AC/DC ha fichado el cantante de Guns N' Roses, Axl Rose, para actuar en la gira de presentación de Rock or Burst en lugar de Brian Johnson. Dicen que el cantante del grupo australiano se quedará sordo si no deja los escenarios una temporada. AC/DC serviría para explicar la tendencia natural que todos tenemos de intentar alargar las épocas que nos han hecho felices. A veces intentando alargar los buenos momentos hacemos un ridículo espantoso. Pero arriesgarse a quedar como un primo siempre es mejor que rendirse antes de tiempo. La poesía necesita un poco de desgaste y de putrefacción. La novedad es una horterada por defecto. En general, la gente insiste poco –y por eso vivimos una época tan frívola–. A mí no me importa lucir algunas cicatrices y chichones.

Uno que se marchó demasiado pronto fue Bon Scott, el primer cantante de AC/DC, que murió mientras dormía una borrachera ahogándose tranquilamente en su propio vómito. Guns N' Roses también desapareció antes de lo previsto, pero en su caso la retirada no tiene una excusa épica. Appetite for destruction cayó como un meteorito en el panorama azucarado y tontorrón de los años ochenta.
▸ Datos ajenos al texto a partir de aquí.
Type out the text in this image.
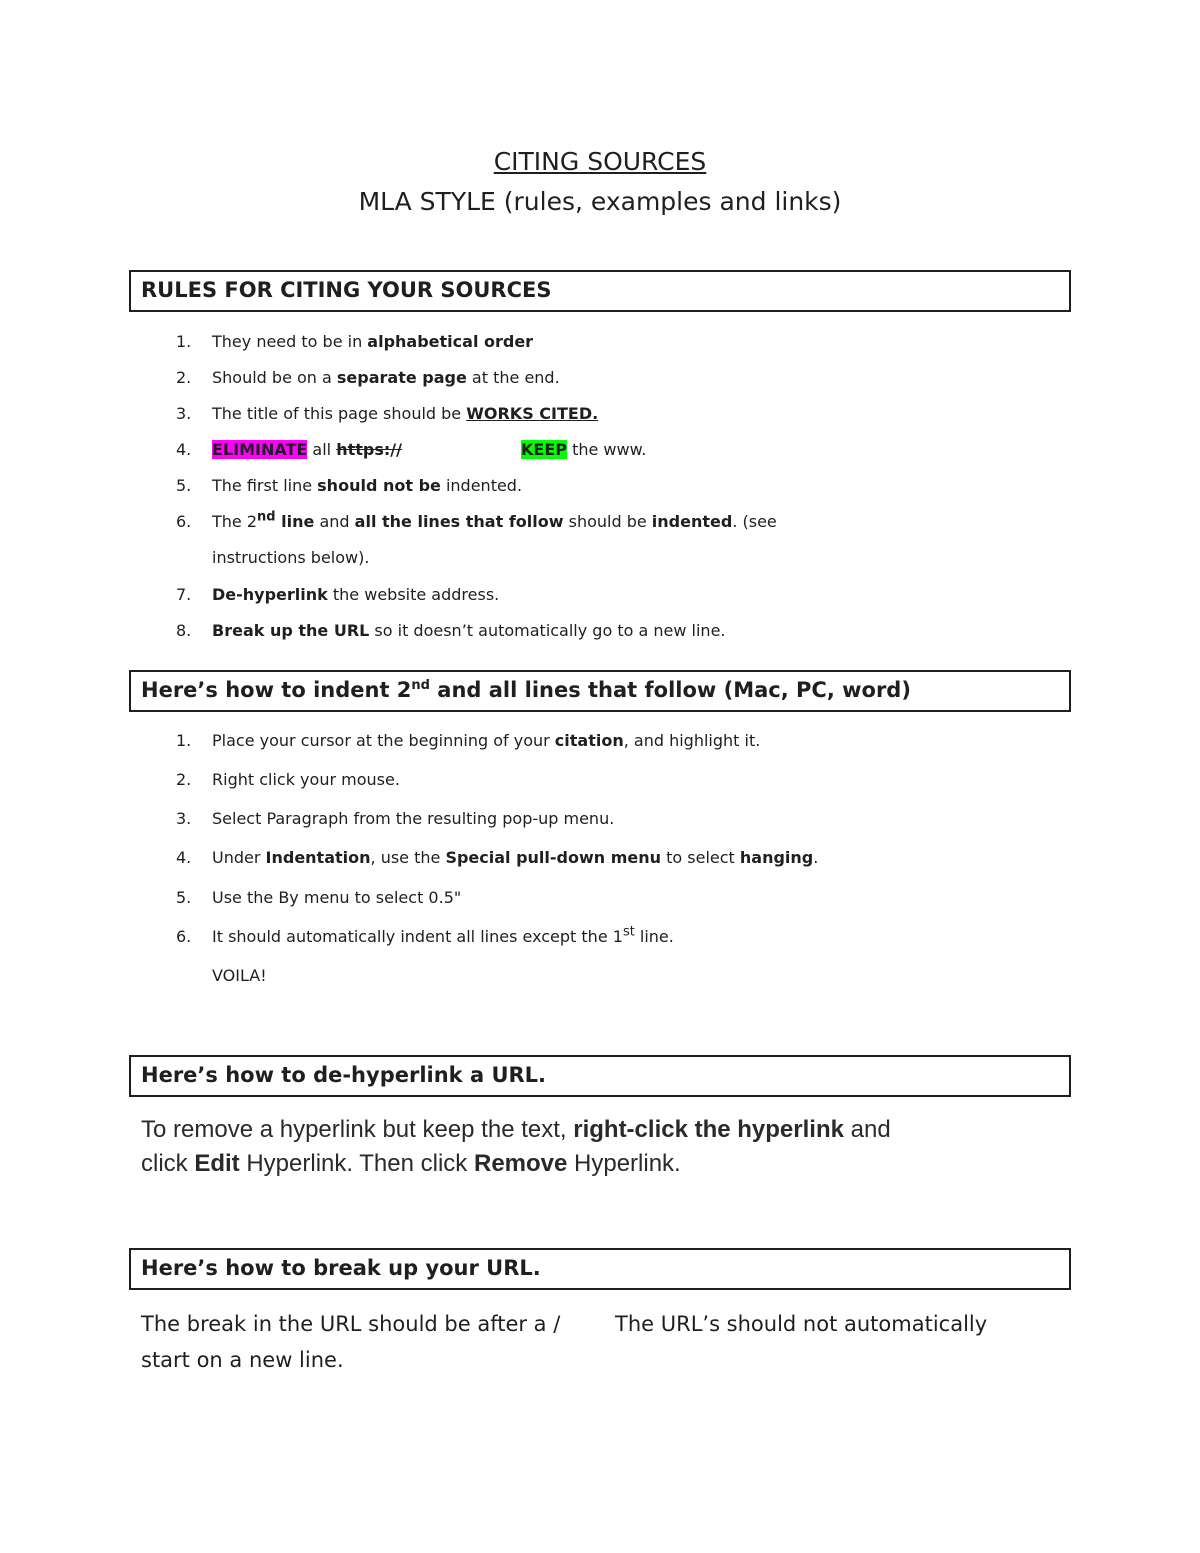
CITING SOURCES
MLA STYLE (rules, examples and links)
RULES FOR CITING YOUR SOURCES
1.	They need to be in alphabetical order
2.	Should be on a separate page at the end.
3.	The title of this page should be WORKS CITED.
4.	ELIMINATE all https://	KEEP the www.
5.	The first line should not be indented.
6.	The 2nd line and all the lines that follow should be indented. (see
instructions below).
7.	De-hyperlink the website address.
8.	Break up the URL so it doesn’t automatically go to a new line.
Here’s how to indent 2nd and all lines that follow (Mac, PC, word)
1.	Place your cursor at the beginning of your citation, and highlight it.
2.	Right click your mouse.
3.	Select Paragraph from the resulting pop-up menu.
4.	Under Indentation, use the Special pull-down menu to select hanging.
5.	Use the By menu to select 0.5"
6.	It should automatically indent all lines except the 1st line.
VOILA!
Here’s how to de-hyperlink a URL.
To remove a hyperlink but keep the text, right-click the hyperlink and
click Edit Hyperlink. Then click Remove Hyperlink.
Here’s how to break up your URL.
The break in the URL should be after a /	The URL’s should not automatically
start on a new line.
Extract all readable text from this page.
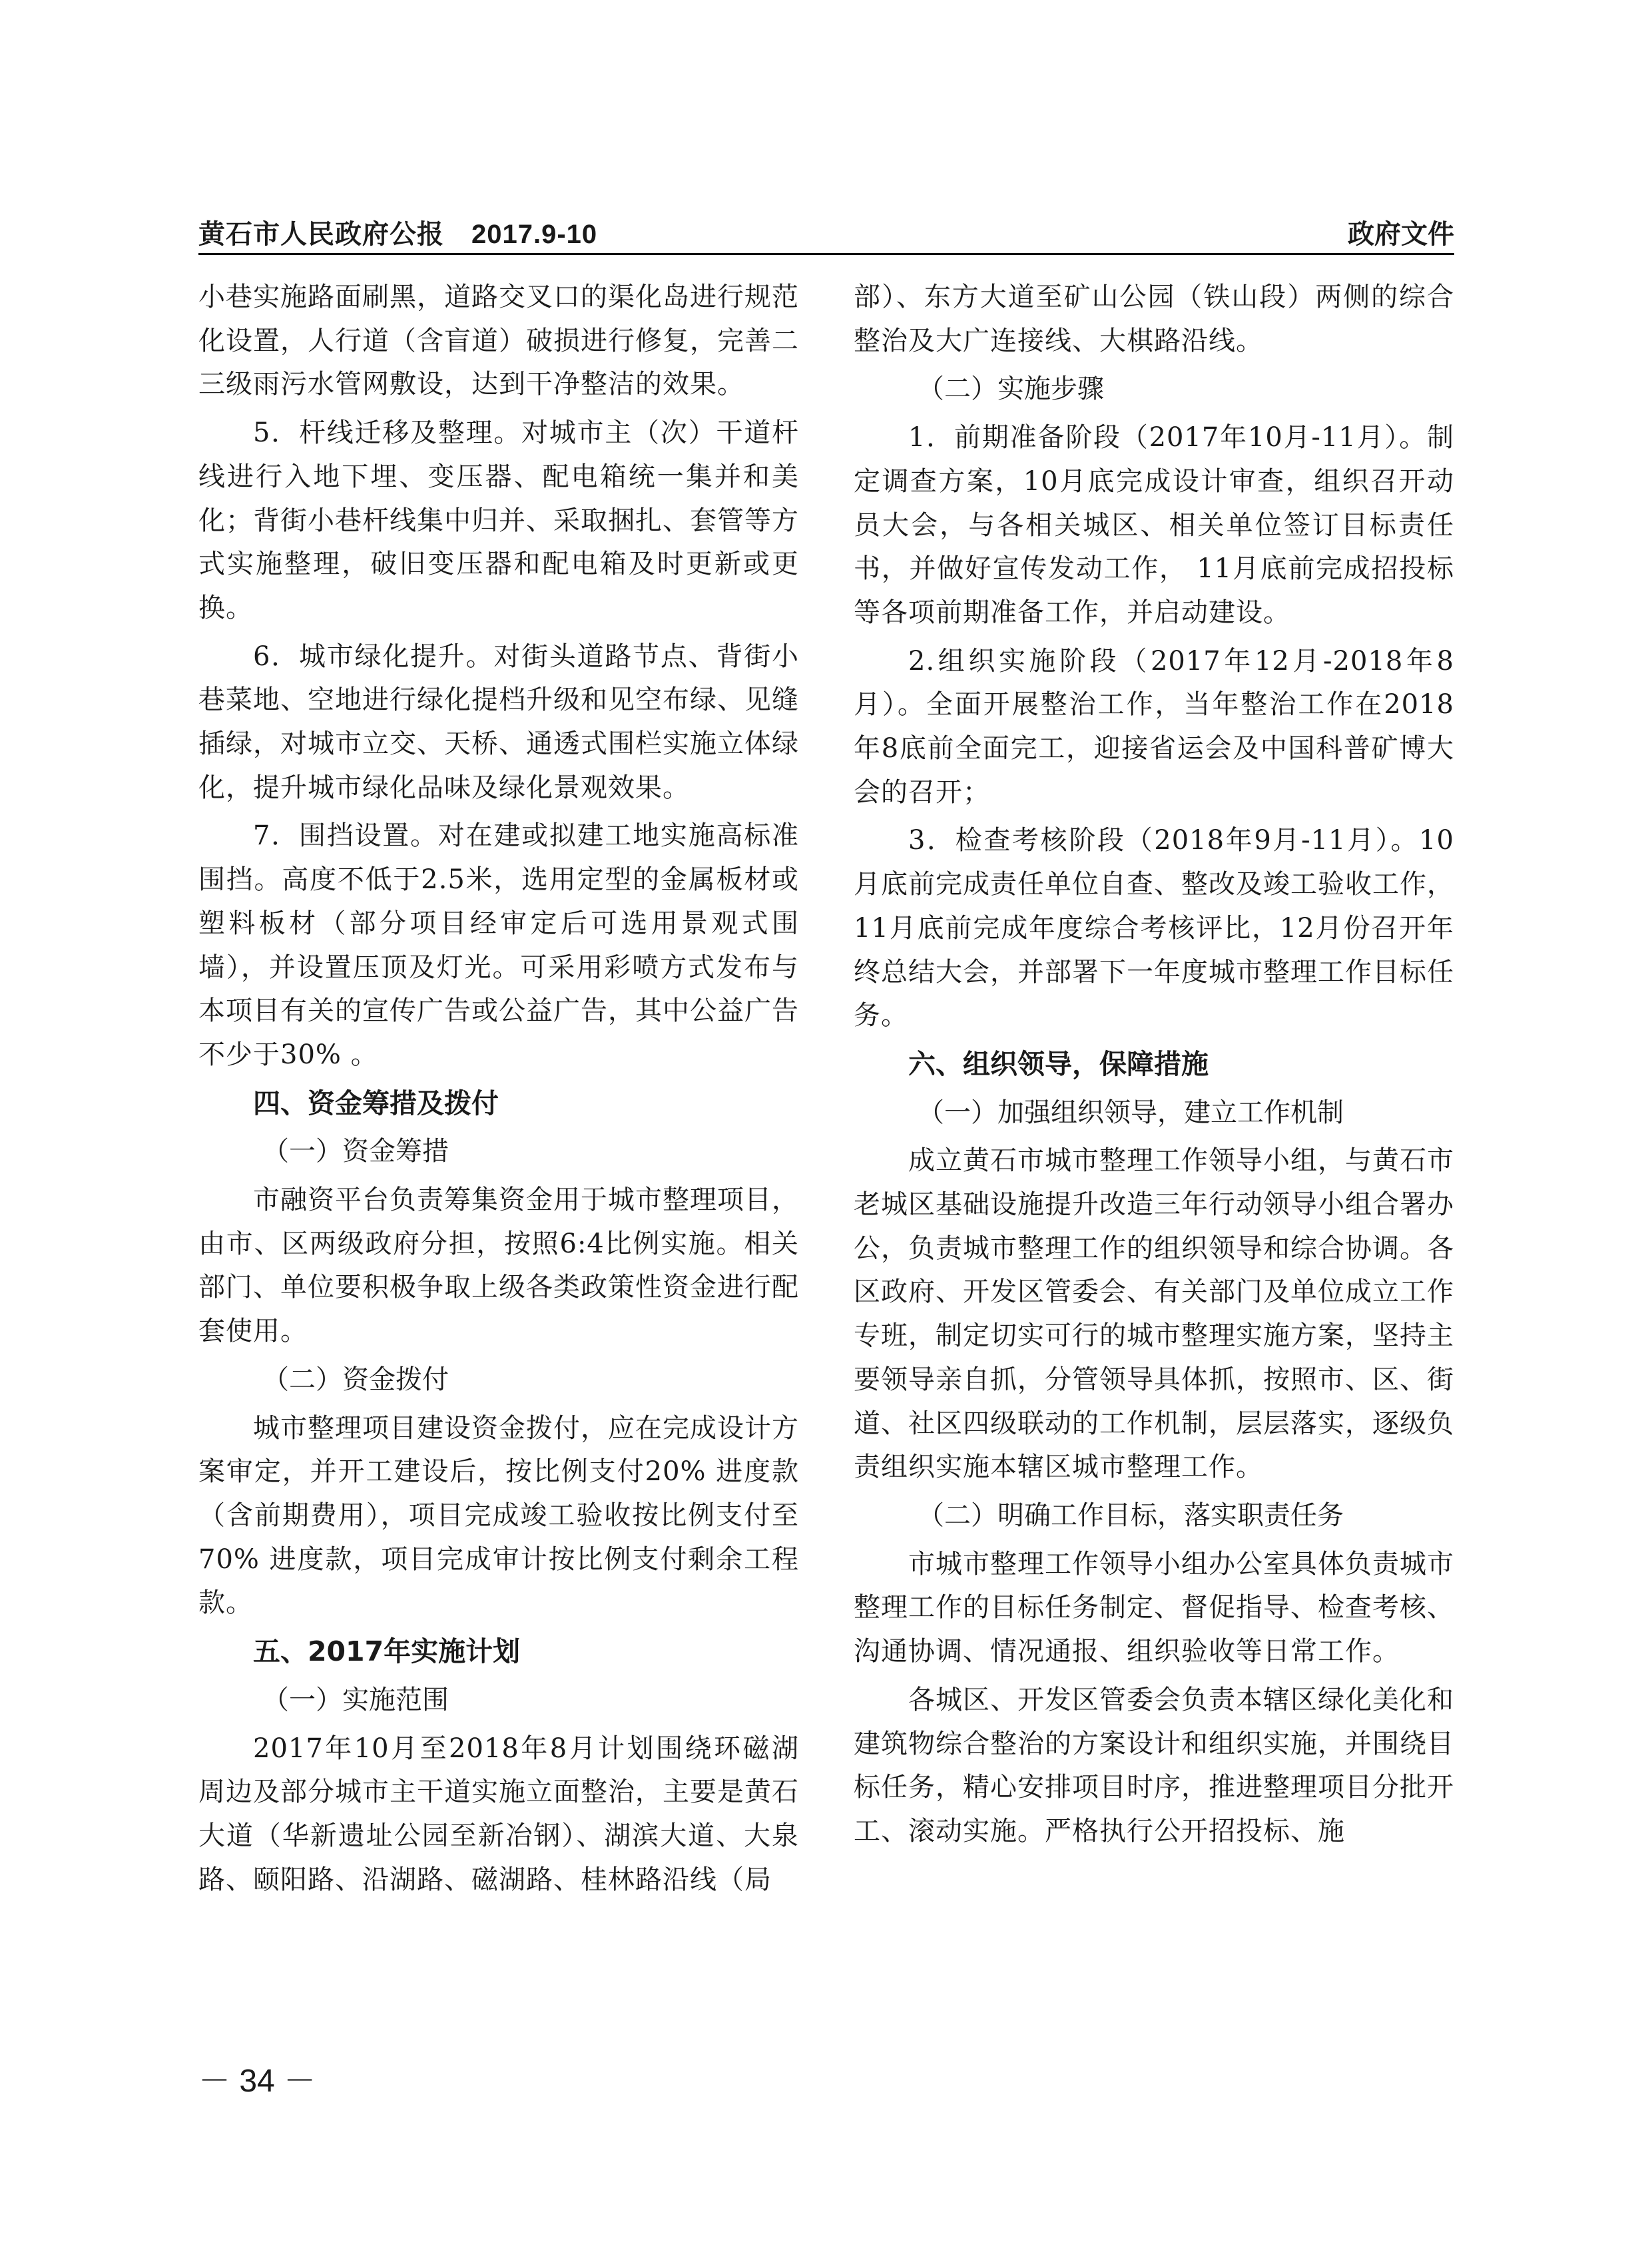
黄石市人民政府公报　2017.9-10	政府文件

小巷实施路面刷黑，道路交叉口的渠化岛进行规范化设置，人行道（含盲道）破损进行修复，完善二三级雨污水管网敷设，达到干净整洁的效果。

5．杆线迁移及整理。对城市主（次）干道杆线进行入地下埋、变压器、配电箱统一集并和美化；背街小巷杆线集中归并、采取捆扎、套管等方式实施整理，破旧变压器和配电箱及时更新或更换。

6．城市绿化提升。对街头道路节点、背街小巷菜地、空地进行绿化提档升级和见空布绿、见缝插绿，对城市立交、天桥、通透式围栏实施立体绿化，提升城市绿化品味及绿化景观效果。

7．围挡设置。对在建或拟建工地实施高标准围挡。高度不低于2.5米，选用定型的金属板材或塑料板材（部分项目经审定后可选用景观式围墙），并设置压顶及灯光。可采用彩喷方式发布与本项目有关的宣传广告或公益广告，其中公益广告不少于30% 。

四、资金筹措及拨付
（一）资金筹措

市融资平台负责筹集资金用于城市整理项目，由市、区两级政府分担，按照6:4比例实施。相关部门、单位要积极争取上级各类政策性资金进行配套使用。

（二）资金拨付

城市整理项目建设资金拨付，应在完成设计方案审定，并开工建设后，按比例支付20% 进度款（含前期费用），项目完成竣工验收按比例支付至70% 进度款，项目完成审计按比例支付剩余工程款。

五、2017年实施计划
（一）实施范围

2017年10月至2018年8月计划围绕环磁湖周边及部分城市主干道实施立面整治，主要是黄石大道（华新遗址公园至新冶钢）、湖滨大道、大泉路、颐阳路、沿湖路、磁湖路、桂林路沿线（局

部）、东方大道至矿山公园（铁山段）两侧的综合整治及大广连接线、大棋路沿线。

（二）实施步骤

1．前期准备阶段（2017年10月-11月）。制定调查方案，10月底完成设计审查，组织召开动员大会，与各相关城区、相关单位签订目标责任书，并做好宣传发动工作， 11月底前完成招投标等各项前期准备工作，并启动建设。

2.组织实施阶段（2017年12月-2018年8月）。全面开展整治工作，当年整治工作在2018年8底前全面完工，迎接省运会及中国科普矿博大会的召开；

3．检查考核阶段（2018年9月-11月）。10月底前完成责任单位自查、整改及竣工验收工作， 11月底前完成年度综合考核评比，12月份召开年终总结大会，并部署下一年度城市整理工作目标任务。

六、组织领导，保障措施
（一）加强组织领导，建立工作机制

成立黄石市城市整理工作领导小组，与黄石市老城区基础设施提升改造三年行动领导小组合署办公，负责城市整理工作的组织领导和综合协调。各区政府、开发区管委会、有关部门及单位成立工作专班，制定切实可行的城市整理实施方案，坚持主要领导亲自抓，分管领导具体抓，按照市、区、街道、社区四级联动的工作机制，层层落实，逐级负责组织实施本辖区城市整理工作。

（二）明确工作目标，落实职责任务

市城市整理工作领导小组办公室具体负责城市整理工作的目标任务制定、督促指导、检查考核、沟通协调、情况通报、组织验收等日常工作。

各城区、开发区管委会负责本辖区绿化美化和建筑物综合整治的方案设计和组织实施，并围绕目标任务，精心安排项目时序，推进整理项目分批开工、滚动实施。严格执行公开招投标、施

－ 34 －
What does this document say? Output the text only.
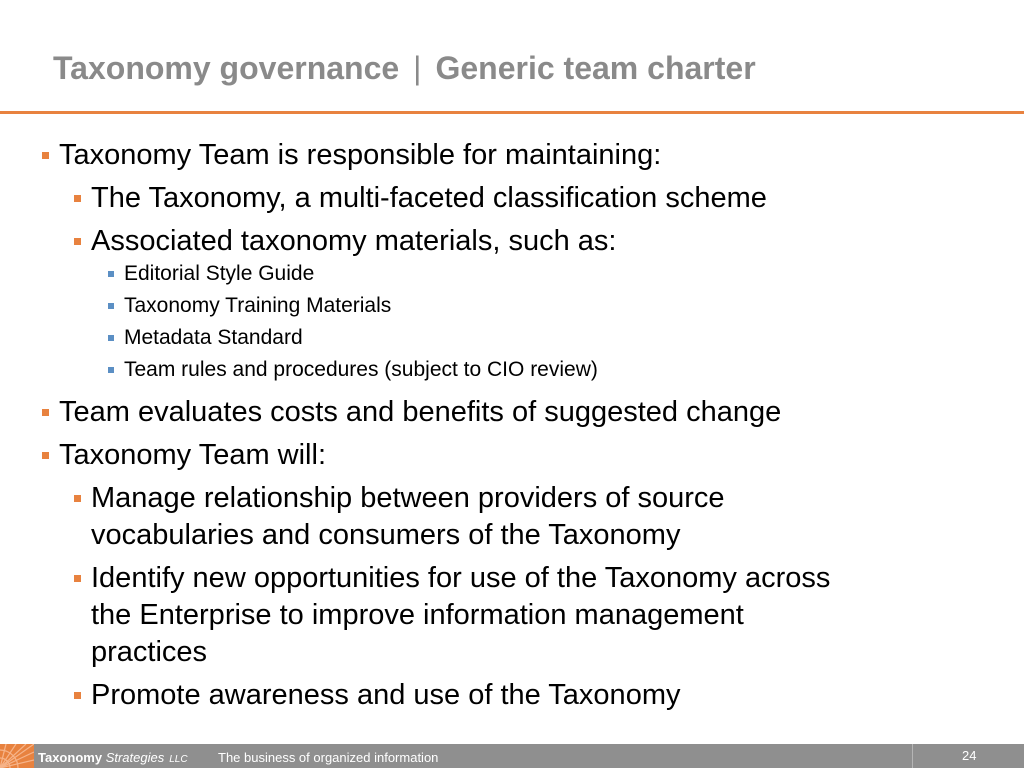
Taxonomy governance | Generic team charter
Taxonomy Team is responsible for maintaining:
The Taxonomy, a multi-faceted classification scheme
Associated taxonomy materials, such as:
Editorial Style Guide
Taxonomy Training Materials
Metadata Standard
Team rules and procedures (subject to CIO review)
Team evaluates costs and benefits of suggested change
Taxonomy Team will:
Manage relationship between providers of source
vocabularies and consumers of the Taxonomy
Identify new opportunities for use of the Taxonomy across
the Enterprise to improve information management
practices
Promote awareness and use of the Taxonomy
Taxonomy Strategies LLC The business of organized information	24
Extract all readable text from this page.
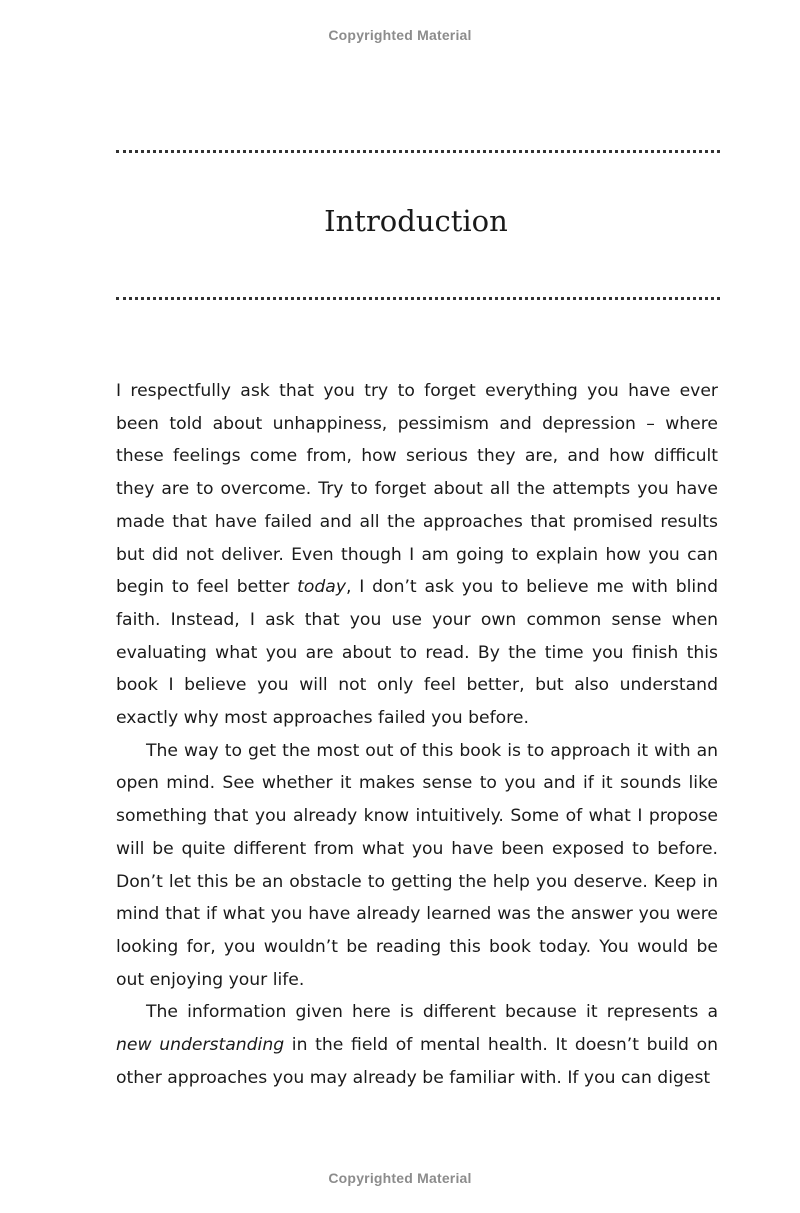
Copyrighted Material
Introduction

I respectfully ask that you try to forget everything you have ever been told about unhappiness, pessimism and depression – where these feelings come from, how serious they are, and how difficult they are to overcome. Try to forget about all the attempts you have made that have failed and all the approaches that promised results but did not deliver. Even though I am going to explain how you can begin to feel better today, I don’t ask you to believe me with blind faith. Instead, I ask that you use your own common sense when evaluating what you are about to read. By the time you finish this book I believe you will not only feel better, but also understand exactly why most approaches failed you before.

The way to get the most out of this book is to approach it with an open mind. See whether it makes sense to you and if it sounds like something that you already know intuitively. Some of what I propose will be quite different from what you have been exposed to before. Don’t let this be an obstacle to getting the help you deserve. Keep in mind that if what you have already learned was the answer you were looking for, you wouldn’t be reading this book today. You would be out enjoying your life.

The information given here is different because it represents a new understanding in the field of mental health. It doesn’t build on other approaches you may already be familiar with. If you can digest

Copyrighted Material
Axl Rose y Slash lo tenían todo para heredar el trono de Mick Jagger y Keith Richards. Los Guns N' Roses hubieran podido convertirse en los nuevos Rolling Stones, pero les faltó la calidad humana. Supongo que venían de una sociedad que ya era inconsistente, y la misma víscera salvaje que los llevó corriendo al éxito los destruyó en seguida. Aunque dicen que ahora vuelven no creo que hagan nada.

Igual que Nirvana, Guns N' Roses se quemaron en la última noche de San Juan de la cultura occidental. A través de ellos se podría contar como la hegemonía de Occidente comenzó a tambalear cuando los roqueros americanos adoptaron el pesimismo de las bandas europeas. AC/DC son fruto de una idea de la libertad más fuerte y muy condicionada por la guerra fría. Resisten porque no ha habido sucesores sólidos, y porque conectan con una melancolía muy profunda, disfrazada de rebeldía adolescente, en la cual se ha ido asfixiando nuestro mundo desde la segunda Guerra Mundial. Cuando Salinger creó Holden Caulfield –el protagonista de The Catcher in the Rye–, el guitarrista de la gorra y el uniforme de internado estaba a punto de nacer. Si Salinger viera que Angus Young aún se disfraza de escolar travieso pasados los 60 años, me parece que diría que estamos haciendo un drama excesivo con el desembarco de Normandía.

Una de las aportaciones que la Segunda Guerra Mundial hizo a la humanidad fue inspirar la idea que una persona puede quedar psicológicamente traumatizada e incluso ponerse enferma debido a una situación de estrés emocional insuperable. Esta idea, nacida del sufrimiento de los soldados y de los civiles que probaron los campos de concentración, ha tenido un largo recorrido, desde 1950. Los cantantes y los grupos de rock se han alimentado del dolor provocado por las guerras mundiales tanto o más que los psicólogos y psiquiatras. A medida que el concepto trauma cogió profundidad, y dejó de asociarse por defecto a una herida física, no sólo nos hicimos más sensibles a la violencia. La relación entre el cuerpo y el alma se transformó, y esto afectó a la música. Una cosa que sorprende comprobar es como a medida que los estados reconocían y catalogaban las patologías provocadas por la guerra y la represión, los aullidos de los roqueros se volvían más agudos y ruidosos.

A base de escuchar canciones y tomar pastillas, hemos llegado a un punto en el cual todo el mundo se cree con derecho de estar traumatizado, sea porque no tiene trabajo, sea porque no está bien con la novia, sea porque no le ha tocado la lotería. Ponemos un énfasis tremendo en la salud emocional y en las desgracias personales del pasado y luego nos resistimos a analizar el debate político en términos de psicología y de memoria. Los cantantes de rock se drogan, se suicidan y buscan los tres pies al gato, amplificando tanto como pueden las pequeñas frustraciones cotidianas desde hace más de cincuenta años. Los psiquiatras y los psicólogos han inventado un montón de tratamientos y de enfermedades mentales que en 1940 no existían. Sin embargo no he visto todavía un libro que analice los efectos emocionales de la guerra y el franquismo en el discurso político español, y en la cultura.

No sé. Puede que algunas cosas todavía las tengamos que decir cantando, en España. Dirty deed done dirt cheap.